El término legitimidad tiene en castellano una pátina antigua, de retrato al óleo y barniz de la madera del secreter en cuyos cajoncitos se guarda la pompa y circunstancia, y los pecados inconfesables, de la familia. La velocidad que el tiempo ha adquirido en esta época en la que no sabemos si el gato está vivo o muerto dentro de la caja ha arrumbado la palabra y el mismo diccionario rae es parco y elusivo en sus acepciones. Legítimo/a, dice, equivale a lícito, conforme a las leyes, cierto y verdadero. Ninguna de estas acepciones es aplicable sin reparos a don Puigdemont y su rara circunstancia. Sin embargo, los independentistas catalanes, que están cavilando una barbaridad desde hace tiempo, y más en estos días, contemplan el propósito de celebrar un pleno del parlamento, previo a la investidura del que sería el presidente real de la generalitat, en el cual se reconozca al fugado/exiliado en Bruselas como presidente legítimo de Cataluña, que no puede ejercer su cargo por la represión del estado español. De este modo, se aplicaría a don Puigdemont la última acepción que ofrece el diccionario: porción de la herencia de la que el testador (léase, el pueblo catalán) no puede disponer libremente, por asignarla la ley a determinados herederos. Así, Cataluña tendría un régimen de república hereditaria, aunque eso sí, de carácter virtual. Los indepes, al parecer, no han caído en la obviedad de que, si el mismo marco jurídico vale para hacer esta declaración de legitimidad en uno y para investir en realidad a otro, este último queda automáticamente tildado de títere, en el mejor de los casos, cuando no de usurpador, de colaboracionista con el estado español, de quisling catalán. La operación resultaría redonda si, primero, se reconoce a don Puigdemont presidente legítimo, y luego, hala, se inviste como presidenta real a doña Arrimadas, que, ya lo creo, sería una quisling de aúpa. Pero eso significaría ceder las poltronas del gobierno y todo tiene un límite.

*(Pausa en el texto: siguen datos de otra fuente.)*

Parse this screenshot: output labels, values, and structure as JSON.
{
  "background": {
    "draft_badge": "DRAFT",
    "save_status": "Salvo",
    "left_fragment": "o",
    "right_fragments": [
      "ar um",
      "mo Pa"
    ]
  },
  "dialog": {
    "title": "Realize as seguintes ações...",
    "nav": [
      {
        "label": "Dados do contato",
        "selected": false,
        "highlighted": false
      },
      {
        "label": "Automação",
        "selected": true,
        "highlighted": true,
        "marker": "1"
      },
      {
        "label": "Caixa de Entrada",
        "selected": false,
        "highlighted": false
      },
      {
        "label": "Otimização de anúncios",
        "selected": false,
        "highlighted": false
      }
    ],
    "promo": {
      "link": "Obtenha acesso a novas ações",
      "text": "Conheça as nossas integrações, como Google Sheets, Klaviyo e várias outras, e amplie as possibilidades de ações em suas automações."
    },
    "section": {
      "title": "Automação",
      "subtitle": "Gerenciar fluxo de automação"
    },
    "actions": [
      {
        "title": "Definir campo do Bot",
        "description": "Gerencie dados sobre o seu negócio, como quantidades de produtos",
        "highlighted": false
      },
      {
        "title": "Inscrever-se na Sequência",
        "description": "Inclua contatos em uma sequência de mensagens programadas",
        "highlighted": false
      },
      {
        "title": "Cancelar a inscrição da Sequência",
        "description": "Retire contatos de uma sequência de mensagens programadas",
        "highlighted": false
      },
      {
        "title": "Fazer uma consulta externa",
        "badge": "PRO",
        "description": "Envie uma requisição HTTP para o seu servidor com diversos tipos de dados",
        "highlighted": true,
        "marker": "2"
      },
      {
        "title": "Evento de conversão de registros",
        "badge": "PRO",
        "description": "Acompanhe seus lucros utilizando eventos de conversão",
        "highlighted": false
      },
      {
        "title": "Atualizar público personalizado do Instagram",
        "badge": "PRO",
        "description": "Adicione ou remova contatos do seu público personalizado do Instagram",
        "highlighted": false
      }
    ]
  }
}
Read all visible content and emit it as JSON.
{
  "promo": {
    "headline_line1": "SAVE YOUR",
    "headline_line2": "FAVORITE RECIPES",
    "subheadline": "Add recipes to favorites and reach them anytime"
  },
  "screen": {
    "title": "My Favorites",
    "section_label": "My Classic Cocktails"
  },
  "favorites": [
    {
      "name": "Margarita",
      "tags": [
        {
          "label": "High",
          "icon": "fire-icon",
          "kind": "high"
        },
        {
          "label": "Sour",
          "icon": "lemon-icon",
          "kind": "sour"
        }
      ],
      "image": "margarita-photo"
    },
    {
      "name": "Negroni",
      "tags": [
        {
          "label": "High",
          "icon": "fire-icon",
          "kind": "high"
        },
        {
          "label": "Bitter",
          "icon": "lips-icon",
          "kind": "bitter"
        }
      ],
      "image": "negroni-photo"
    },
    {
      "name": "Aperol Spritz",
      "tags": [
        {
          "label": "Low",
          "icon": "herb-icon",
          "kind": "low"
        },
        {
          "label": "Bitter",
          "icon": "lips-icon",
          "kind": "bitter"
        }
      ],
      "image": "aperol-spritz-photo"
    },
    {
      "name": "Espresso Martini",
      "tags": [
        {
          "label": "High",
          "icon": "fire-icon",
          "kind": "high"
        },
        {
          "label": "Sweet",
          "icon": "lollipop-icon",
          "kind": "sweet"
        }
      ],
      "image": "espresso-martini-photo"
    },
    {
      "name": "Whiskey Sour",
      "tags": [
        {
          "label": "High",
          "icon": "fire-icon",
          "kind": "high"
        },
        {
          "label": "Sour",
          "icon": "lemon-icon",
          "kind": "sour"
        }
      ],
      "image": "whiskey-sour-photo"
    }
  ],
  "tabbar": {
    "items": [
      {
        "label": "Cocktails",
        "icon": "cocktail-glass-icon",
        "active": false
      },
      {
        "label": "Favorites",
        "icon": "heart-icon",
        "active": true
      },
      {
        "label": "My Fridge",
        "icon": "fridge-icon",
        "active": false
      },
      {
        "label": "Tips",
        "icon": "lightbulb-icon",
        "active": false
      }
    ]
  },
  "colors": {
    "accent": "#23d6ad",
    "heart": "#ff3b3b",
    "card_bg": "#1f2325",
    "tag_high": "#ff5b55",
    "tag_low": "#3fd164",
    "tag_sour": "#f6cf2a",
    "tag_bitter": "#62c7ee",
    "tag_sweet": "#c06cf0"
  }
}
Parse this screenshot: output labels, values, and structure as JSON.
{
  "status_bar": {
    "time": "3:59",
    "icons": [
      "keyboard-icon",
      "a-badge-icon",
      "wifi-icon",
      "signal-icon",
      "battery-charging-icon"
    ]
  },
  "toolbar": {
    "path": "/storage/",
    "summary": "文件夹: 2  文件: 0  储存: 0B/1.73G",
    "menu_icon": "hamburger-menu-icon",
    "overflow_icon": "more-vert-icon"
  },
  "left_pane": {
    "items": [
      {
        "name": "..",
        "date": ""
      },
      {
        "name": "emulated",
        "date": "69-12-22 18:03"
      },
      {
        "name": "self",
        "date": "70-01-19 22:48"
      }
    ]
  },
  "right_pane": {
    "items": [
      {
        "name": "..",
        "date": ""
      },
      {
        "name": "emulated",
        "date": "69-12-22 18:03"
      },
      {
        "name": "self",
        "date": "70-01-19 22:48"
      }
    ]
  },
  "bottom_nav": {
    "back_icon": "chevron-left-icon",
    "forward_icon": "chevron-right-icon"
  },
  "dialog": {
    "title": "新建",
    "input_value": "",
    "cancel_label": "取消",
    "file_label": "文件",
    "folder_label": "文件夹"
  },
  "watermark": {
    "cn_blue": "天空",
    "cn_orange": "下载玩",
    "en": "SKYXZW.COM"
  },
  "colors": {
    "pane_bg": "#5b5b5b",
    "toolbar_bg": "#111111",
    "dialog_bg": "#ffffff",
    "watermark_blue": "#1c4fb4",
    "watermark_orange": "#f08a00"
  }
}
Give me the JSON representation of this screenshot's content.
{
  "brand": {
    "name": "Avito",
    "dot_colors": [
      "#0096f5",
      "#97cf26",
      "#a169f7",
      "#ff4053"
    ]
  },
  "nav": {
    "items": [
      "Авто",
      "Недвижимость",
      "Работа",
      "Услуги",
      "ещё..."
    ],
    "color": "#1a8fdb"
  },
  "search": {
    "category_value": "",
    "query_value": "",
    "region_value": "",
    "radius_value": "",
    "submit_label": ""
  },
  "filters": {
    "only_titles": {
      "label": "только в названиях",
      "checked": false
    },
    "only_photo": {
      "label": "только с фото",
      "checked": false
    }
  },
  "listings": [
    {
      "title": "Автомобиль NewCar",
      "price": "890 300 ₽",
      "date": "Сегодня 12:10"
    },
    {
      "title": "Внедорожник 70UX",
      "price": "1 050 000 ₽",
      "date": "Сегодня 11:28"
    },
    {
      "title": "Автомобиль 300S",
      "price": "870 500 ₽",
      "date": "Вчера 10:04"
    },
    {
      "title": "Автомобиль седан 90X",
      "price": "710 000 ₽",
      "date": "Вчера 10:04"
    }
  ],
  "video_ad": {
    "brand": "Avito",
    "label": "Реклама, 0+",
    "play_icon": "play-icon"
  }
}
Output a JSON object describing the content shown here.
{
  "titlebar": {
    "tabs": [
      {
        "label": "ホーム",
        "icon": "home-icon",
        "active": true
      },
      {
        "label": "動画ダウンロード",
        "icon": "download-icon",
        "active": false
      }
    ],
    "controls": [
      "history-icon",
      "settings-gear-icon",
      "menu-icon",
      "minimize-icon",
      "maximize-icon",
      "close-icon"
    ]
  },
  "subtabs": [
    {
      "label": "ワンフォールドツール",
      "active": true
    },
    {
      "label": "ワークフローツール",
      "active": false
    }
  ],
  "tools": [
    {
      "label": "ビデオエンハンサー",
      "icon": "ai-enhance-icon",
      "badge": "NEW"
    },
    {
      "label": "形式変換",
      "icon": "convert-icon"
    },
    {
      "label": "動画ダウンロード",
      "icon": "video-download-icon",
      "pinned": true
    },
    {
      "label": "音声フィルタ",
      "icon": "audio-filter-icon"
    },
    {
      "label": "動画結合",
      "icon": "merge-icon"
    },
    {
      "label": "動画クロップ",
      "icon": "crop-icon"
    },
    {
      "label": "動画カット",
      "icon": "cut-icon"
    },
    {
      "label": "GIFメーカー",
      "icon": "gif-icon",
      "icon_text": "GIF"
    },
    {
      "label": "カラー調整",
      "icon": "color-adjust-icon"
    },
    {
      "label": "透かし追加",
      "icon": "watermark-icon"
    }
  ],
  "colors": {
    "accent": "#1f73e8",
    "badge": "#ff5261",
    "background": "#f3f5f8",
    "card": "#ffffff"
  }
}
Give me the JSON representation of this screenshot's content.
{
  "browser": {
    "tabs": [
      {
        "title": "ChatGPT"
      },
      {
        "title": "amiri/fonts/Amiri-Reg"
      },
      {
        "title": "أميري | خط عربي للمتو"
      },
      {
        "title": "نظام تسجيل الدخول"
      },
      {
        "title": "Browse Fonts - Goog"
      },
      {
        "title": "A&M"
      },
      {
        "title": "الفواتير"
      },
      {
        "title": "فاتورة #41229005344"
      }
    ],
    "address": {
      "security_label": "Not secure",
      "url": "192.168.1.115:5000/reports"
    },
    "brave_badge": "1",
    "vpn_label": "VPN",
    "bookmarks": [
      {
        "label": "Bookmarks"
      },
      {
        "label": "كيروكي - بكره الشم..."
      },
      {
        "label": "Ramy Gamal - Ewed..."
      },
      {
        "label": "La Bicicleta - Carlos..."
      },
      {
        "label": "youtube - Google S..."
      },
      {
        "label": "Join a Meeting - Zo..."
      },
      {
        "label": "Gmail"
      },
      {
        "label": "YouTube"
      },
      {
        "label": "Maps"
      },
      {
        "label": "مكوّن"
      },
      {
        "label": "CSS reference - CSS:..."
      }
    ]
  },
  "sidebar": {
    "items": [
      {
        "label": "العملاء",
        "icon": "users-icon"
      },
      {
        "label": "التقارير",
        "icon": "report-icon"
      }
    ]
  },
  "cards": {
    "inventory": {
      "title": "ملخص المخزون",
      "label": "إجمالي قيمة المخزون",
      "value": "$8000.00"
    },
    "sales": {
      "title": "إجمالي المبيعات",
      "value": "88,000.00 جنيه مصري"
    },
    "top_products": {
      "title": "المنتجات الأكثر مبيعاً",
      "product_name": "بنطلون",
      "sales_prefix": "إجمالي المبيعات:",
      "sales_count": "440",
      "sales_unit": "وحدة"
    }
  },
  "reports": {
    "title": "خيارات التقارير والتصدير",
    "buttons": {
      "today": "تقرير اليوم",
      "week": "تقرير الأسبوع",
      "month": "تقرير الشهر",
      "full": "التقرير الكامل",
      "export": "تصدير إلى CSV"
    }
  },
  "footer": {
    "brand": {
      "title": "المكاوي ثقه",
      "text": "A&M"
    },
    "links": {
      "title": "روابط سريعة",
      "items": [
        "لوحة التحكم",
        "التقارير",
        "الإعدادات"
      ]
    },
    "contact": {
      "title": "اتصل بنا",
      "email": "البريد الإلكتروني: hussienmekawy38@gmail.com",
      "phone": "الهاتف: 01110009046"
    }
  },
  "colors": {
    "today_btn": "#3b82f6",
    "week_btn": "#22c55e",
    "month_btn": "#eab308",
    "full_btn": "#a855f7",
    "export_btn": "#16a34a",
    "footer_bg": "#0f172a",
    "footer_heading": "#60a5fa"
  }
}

La primera vez que este escribidor oyó en su remota adolescencia la palabra legítimo aplicada a la política fue en un club (círculo, por su nombre propio) carlista de un pueblico de la zona media de esta remota provincia subpirenaica (que no es pero bien podría haber sido la cuna de don Puigdemont). Al término de una excursión por los montes cercanos, una cuadrilla de chavales entró en el círculo para merendar. Las paredes estaban esmaltadas de decoloradas fotografías de requetés del pueblo caídos en la última guerra carlista, la de mil novecientos treinta y seis. Una foto, sin embargo, mostraba a un personaje de aspecto burgués, enjuto y elegante, entronizado en un sillón de mimbre y rodeado de su familia en el jardín de lo que debía ser su acomodada residencia en algún lugar de Europa. Y este, ¿quién es?, preguntó uno de los ignaros recién llegados. La respuesta llegó de su espalda donde un campesino de tez tallada por los trabajos y los días levantó la cabeza de su vaso de vino y dijo gravemente: es el rey legítimo. La legitimidad de aquel personaje y de su descendencia terminó un mal día (para todos) de mil novecientos setenta y seis en un lugar llamado Montejurra. Esperemos que no ocurra algo parecido en las presentes circunstancias. Y para ello, quizá la mejor solución sea tomárselo como un videojuego y reiterar a don Puigdemont  y sus seguidores la sensata pregunta que le hizo al legítimo hace unas semanas una profesora en Copenhague: ¿no son ustedes unos malcriados?  A lo que respondió el aludido, usted no conoce bien la situación de España. ¿Cuántas veces no habrá oído este escribidor el mismo mantra de boca de los inagotables legitimistas que durante décadas han constituido su vecindario?